Bounding $\lVert{u}\rVert_{C^0([0,T];V)} \leq C\left(\lVert{u}\rVert_{L^2(0,T;V)} + \lVert{u'}\rVert_{L^2(0,T;H)}\right)$?

Question

Define $W(X,Y) = \{ u \in L^2(0,T;X) \mid u' \in L^2(0,T;Y)\}$ where $u'$ is the usual weak derivative.

Let $V \subset H \subset V^*$ be a Hilbert triple. If $u \in W(V,V)$ (so $$u \in L^2(0,T;V) \quad\text{with}\quad u' \in L^2(0,T;V)$$), then is $$\lVert{u}\rVert_{C^0([0,T];V)} \leq C\left(\lVert{u}\rVert_{L^2(0,T;V)} + \lVert{u'}\rVert_{L^2(0,T;H)}\right)?$$ (Notice the norm on $u'$ is taken with respect the weaker space $H$).

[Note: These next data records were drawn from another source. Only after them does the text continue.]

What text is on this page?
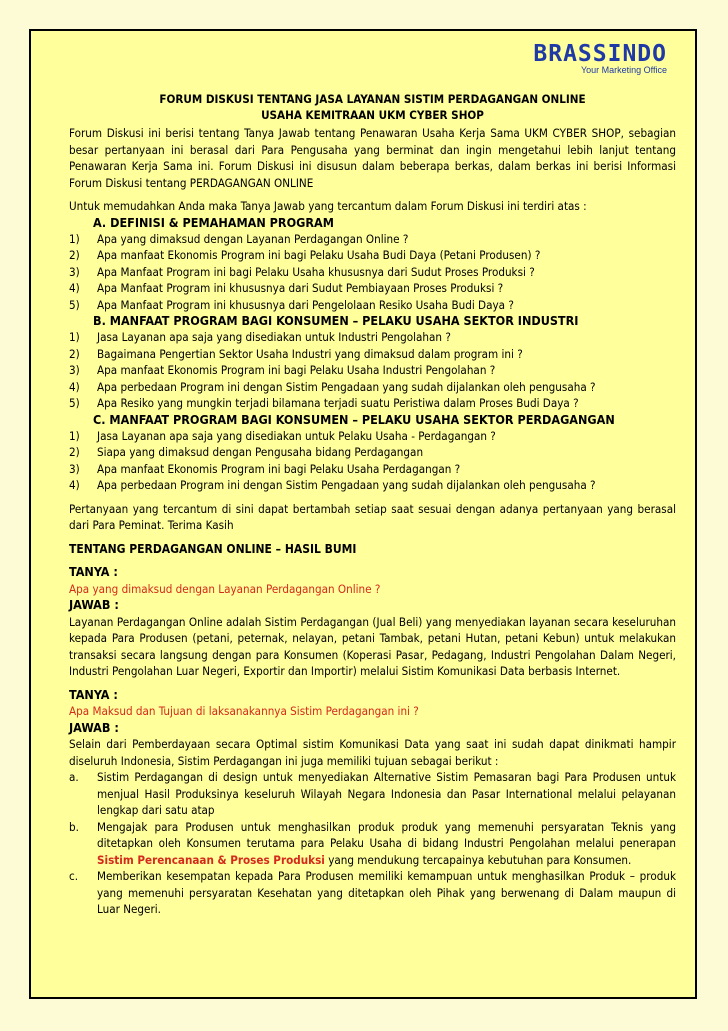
BRASSINDO
Your Marketing Office
FORUM DISKUSI TENTANG JASA LAYANAN SISTIM PERDAGANGAN ONLINE
USAHA KEMITRAAN UKM CYBER SHOP

Forum Diskusi ini berisi tentang Tanya Jawab tentang Penawaran Usaha Kerja Sama UKM CYBER SHOP, sebagian besar pertanyaan ini berasal dari Para Pengusaha yang berminat dan ingin mengetahui lebih lanjut tentang Penawaran Kerja Sama ini. Forum Diskusi ini disusun dalam beberapa berkas, dalam berkas ini berisi Informasi Forum Diskusi tentang PERDAGANGAN ONLINE

Untuk memudahkan Anda maka Tanya Jawab yang tercantum dalam Forum Diskusi ini terdiri atas :

A. DEFINISI & PEMAHAMAN PROGRAM
1)	Apa yang dimaksud dengan Layanan Perdagangan Online ?
2)	Apa manfaat Ekonomis Program ini bagi Pelaku Usaha Budi Daya (Petani Produsen) ?
3)	Apa Manfaat Program ini bagi Pelaku Usaha khususnya dari Sudut Proses Produksi ?
4)	Apa Manfaat Program ini khususnya dari Sudut Pembiayaan Proses Produksi ?
5)	Apa Manfaat Program ini khususnya dari Pengelolaan Resiko Usaha Budi Daya ?
B. MANFAAT PROGRAM BAGI KONSUMEN – PELAKU USAHA SEKTOR INDUSTRI
1)	Jasa Layanan apa saja yang disediakan untuk Industri Pengolahan ?
2)	Bagaimana Pengertian Sektor Usaha Industri yang dimaksud dalam program ini ?
3)	Apa manfaat Ekonomis Program ini bagi Pelaku Usaha Industri Pengolahan ?
4)	Apa perbedaan Program ini dengan Sistim Pengadaan yang sudah dijalankan oleh pengusaha ?
5)	Apa Resiko yang mungkin terjadi bilamana terjadi suatu Peristiwa dalam Proses Budi Daya ?
C. MANFAAT PROGRAM BAGI KONSUMEN – PELAKU USAHA SEKTOR PERDAGANGAN
1)	Jasa Layanan apa saja yang disediakan untuk Pelaku Usaha - Perdagangan ?
2)	Siapa yang dimaksud dengan Pengusaha bidang Perdagangan
3)	Apa manfaat Ekonomis Program ini bagi Pelaku Usaha Perdagangan ?
4)	Apa perbedaan Program ini dengan Sistim Pengadaan yang sudah dijalankan oleh pengusaha ?

Pertanyaan yang tercantum di sini dapat bertambah setiap saat sesuai dengan adanya pertanyaan yang berasal dari Para Peminat. Terima Kasih

TENTANG PERDAGANGAN ONLINE – HASIL BUMI
TANYA :
Apa yang dimaksud dengan Layanan Perdagangan Online ?
JAWAB :

Layanan Perdagangan Online adalah Sistim Perdagangan (Jual Beli) yang menyediakan layanan secara keseluruhan kepada Para Produsen (petani, peternak, nelayan, petani Tambak, petani Hutan, petani Kebun) untuk melakukan transaksi secara langsung dengan para Konsumen (Koperasi Pasar, Pedagang, Industri Pengolahan Dalam Negeri, Industri Pengolahan Luar Negeri, Exportir dan Importir) melalui Sistim Komunikasi Data berbasis Internet.

TANYA :
Apa Maksud dan Tujuan di laksanakannya Sistim Perdagangan ini ?
JAWAB :

Selain dari Pemberdayaan secara Optimal sistim Komunikasi Data yang saat ini sudah dapat dinikmati hampir diseluruh Indonesia, Sistim Perdagangan ini juga memiliki tujuan sebagai berikut :

a.	Sistim Perdagangan di design untuk menyediakan Alternative Sistim Pemasaran bagi Para Produsen untuk menjual Hasil Produksinya keseluruh Wilayah Negara Indonesia dan Pasar International melalui pelayanan lengkap dari satu atap
b.	Mengajak para Produsen untuk menghasilkan produk produk yang memenuhi persyaratan Teknis yang ditetapkan oleh Konsumen terutama para Pelaku Usaha di bidang Industri Pengolahan melalui penerapan Sistim Perencanaan & Proses Produksi yang mendukung tercapainya kebutuhan para Konsumen.
c.	Memberikan kesempatan kepada Para Produsen memiliki kemampuan untuk menghasilkan Produk – produk yang memenuhi persyaratan Kesehatan yang ditetapkan oleh Pihak yang berwenang di Dalam maupun di Luar Negeri.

We know that $$W(V,V) \hookrightarrow C([0,T];V).$$ So the quantities in the desired inequality make sense, but does the inequality hold?

Answer 1

As mentioned by @TaQ, the embedding $W(V,H) \hookrightarrow C([0,T];V)$ is, in general, not true. However, if your estimate would be true, you can extend the embedding operator from the dense subspace $H^1(0,T;V)$ to $L^2(0,T;V) \cap H^1(0,T; H) = W(V,H)$. This yields a contradiction.